On a historical side note, Dan Osman soloed this route in 1991. The story goes that Dan worked the crux on a short leash never really dialing in the sequence perfectly. The next day, with friends and video cameras in tow, he set out to solo the climb. Maybe the sun drenched wall, maybe his nerves, or perhaps the reality and severity of such a serious solo got the best of him, and he began to verbally doubt himself, telling his buddies that he wasn't sure he wanted to go through with it. The crazy thing is that he was doing this while on the climb just below the crux, where a fall could be fatal. His friends not wanting to see Dan die, told him to not worry about it and come down. Dan kept hemming and hawing up there until he cut loose and hiked it to the top.
From what I've read, it sounds like one hell of an insane solo by one crazy, albeit, BOLD man. Rope up, and climb what Dan Osman was crazy enough to do without a safety line.
Thunder Buttress, just left of Super Crack.
Bolted with good options for cams to keep the runouts a bit more tame.
|By Darren in Vegas|
From: Las Vegas, NV
Mar 29, 2013
I think the FA was Brooke Sandahl. Not sure of the year,
|By Mark Paulson|
Apr 17, 2013
I was on this yesterday, and we were unsure of the original line. You can leave Supercrack at the fourth bolt, which involves a very thin, very hard crux using a pinch that was obviously epoxied back on, or go higher and cross over at the fifth bolt, bypassing the crux entirely. I emailed Mike "Ironclad Beta" Williams and he assured me that the line goes up through the fourth bolt. Not to contradict the original poster of this route info, but this crux is way harder than any of the other climbing, and felt like a sandbag even at 12c (the original grade was 12b...ridiculous). As Mike said, if you didn't traverse in at the 4th bolt, you didn't climb Gun Club. Just warning anyone who finally got Pockets of Resistance, reads the route info and wants to jump on; the crux is not 12a climbing. The rest, yes.
|By Fred Gomez|
From: Charleston, WV
Apr 18, 2013
The crux is about a V5/6 slab boulder problem, but may feel impossible if you're unfamiliar with the technique of running your feet up on smears while your fingers are supporting nearly 100% of your weight on small edges. I know this sounds like bad technique, but it's the easiest way to do the sequence.

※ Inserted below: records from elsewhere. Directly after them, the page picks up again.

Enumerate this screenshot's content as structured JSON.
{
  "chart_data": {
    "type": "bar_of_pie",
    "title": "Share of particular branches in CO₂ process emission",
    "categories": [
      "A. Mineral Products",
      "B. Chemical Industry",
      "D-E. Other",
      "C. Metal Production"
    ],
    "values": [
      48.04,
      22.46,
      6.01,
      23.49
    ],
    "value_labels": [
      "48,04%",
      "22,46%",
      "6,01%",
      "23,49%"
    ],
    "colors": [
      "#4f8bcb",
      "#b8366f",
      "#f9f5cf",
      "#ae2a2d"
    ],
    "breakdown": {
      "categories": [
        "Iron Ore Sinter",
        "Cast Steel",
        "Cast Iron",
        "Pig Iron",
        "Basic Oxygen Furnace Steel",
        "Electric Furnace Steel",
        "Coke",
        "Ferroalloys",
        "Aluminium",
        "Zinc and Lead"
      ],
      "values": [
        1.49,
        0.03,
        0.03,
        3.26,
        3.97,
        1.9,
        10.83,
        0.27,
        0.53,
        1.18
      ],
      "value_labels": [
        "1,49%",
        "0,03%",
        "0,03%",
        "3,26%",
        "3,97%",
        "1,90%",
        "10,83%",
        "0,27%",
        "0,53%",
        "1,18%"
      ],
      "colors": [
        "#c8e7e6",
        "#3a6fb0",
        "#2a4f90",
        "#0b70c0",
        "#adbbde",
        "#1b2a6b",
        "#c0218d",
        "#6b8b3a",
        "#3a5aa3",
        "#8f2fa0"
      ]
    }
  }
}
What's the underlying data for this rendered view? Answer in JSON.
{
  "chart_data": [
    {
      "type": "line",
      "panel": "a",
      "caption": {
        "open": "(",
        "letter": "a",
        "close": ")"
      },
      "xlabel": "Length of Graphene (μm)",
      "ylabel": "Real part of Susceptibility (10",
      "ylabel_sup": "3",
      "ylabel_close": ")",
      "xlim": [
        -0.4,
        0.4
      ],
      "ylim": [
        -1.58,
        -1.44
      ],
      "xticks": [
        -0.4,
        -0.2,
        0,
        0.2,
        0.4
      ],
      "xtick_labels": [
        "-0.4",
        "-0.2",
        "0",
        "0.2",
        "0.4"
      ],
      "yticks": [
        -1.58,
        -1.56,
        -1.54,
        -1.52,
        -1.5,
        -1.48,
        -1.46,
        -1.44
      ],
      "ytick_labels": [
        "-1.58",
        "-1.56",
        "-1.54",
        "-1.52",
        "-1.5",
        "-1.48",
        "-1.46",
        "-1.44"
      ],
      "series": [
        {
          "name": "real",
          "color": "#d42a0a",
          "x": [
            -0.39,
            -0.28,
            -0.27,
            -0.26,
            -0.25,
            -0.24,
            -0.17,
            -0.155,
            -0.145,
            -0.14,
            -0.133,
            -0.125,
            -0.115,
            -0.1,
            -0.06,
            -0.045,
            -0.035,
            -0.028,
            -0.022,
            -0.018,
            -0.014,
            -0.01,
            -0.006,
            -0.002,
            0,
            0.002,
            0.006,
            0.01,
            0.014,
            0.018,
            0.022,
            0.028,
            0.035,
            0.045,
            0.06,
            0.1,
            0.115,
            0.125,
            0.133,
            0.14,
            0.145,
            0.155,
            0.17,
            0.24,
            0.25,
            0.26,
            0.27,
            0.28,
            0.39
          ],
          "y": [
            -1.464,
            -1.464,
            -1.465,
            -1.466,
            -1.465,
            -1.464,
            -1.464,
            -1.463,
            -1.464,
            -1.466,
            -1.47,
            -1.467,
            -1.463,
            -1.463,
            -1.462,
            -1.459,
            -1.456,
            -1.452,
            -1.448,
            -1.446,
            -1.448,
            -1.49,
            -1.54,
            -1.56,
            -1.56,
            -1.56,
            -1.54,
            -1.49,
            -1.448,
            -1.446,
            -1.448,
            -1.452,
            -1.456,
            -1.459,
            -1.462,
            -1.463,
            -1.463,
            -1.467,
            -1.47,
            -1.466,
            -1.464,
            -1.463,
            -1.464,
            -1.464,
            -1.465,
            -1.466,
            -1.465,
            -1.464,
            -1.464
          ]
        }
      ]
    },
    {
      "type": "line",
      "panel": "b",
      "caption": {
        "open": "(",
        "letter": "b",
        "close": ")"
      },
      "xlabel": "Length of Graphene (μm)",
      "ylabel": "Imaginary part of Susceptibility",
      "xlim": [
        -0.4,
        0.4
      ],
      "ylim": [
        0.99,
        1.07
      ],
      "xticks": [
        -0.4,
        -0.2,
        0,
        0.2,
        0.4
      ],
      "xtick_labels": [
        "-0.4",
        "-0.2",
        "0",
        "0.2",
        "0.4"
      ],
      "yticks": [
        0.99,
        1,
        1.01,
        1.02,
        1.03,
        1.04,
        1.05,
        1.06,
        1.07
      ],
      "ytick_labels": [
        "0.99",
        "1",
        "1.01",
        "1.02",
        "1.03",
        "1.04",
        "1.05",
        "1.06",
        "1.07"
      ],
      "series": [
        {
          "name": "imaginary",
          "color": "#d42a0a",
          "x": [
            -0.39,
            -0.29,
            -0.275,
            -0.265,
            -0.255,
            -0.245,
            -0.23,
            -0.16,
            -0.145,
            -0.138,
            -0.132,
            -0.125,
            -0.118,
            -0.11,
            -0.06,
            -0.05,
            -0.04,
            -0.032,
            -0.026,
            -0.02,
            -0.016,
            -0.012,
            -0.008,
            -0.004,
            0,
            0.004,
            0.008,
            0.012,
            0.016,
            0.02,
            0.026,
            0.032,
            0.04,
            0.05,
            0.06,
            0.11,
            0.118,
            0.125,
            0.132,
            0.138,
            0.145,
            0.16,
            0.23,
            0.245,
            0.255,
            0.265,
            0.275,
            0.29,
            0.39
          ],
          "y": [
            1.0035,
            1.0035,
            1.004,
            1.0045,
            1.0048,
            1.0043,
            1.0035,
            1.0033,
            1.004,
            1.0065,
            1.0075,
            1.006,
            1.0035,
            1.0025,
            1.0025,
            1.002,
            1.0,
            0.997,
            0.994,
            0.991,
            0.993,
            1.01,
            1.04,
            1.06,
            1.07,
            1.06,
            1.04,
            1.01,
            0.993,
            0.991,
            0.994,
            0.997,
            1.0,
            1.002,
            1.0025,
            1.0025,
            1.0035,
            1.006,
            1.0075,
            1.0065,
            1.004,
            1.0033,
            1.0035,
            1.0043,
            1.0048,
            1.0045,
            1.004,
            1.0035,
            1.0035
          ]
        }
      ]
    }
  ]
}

After the boulder problem you're looking at a long 12a to the chains. The bolts seem a bit more runout than your typical NRG route. Hard for the grade for sure.
|By skinny legs and all|
From: Elizabethtown, Pennsylvania
Apr 21, 2013
Brooke first ascended The Gun Club in April 1989. Dan Osman soloed it in 1991. The description of Dan's solo is spot on. I heard almost the same story. The day prior to his send he was not looking solid. I think he tied into a short section of dynamic rope, soloed up to the crux, clipped into the nearest bolt, attempted the crux and whipped multiple times, without a belayer. In my mind, this was one of his ballsiest short solos.
From: Charlotte, NC
Apr 22, 2013
I had heard a similar but slightly different story regarding the Dan solo. I had heard he was trying to send it using a rope and was getting upset/frustrated that he couldn't make the move. Then he had an epiphany...the rope was holding him back. He then decided to solo it and sent it.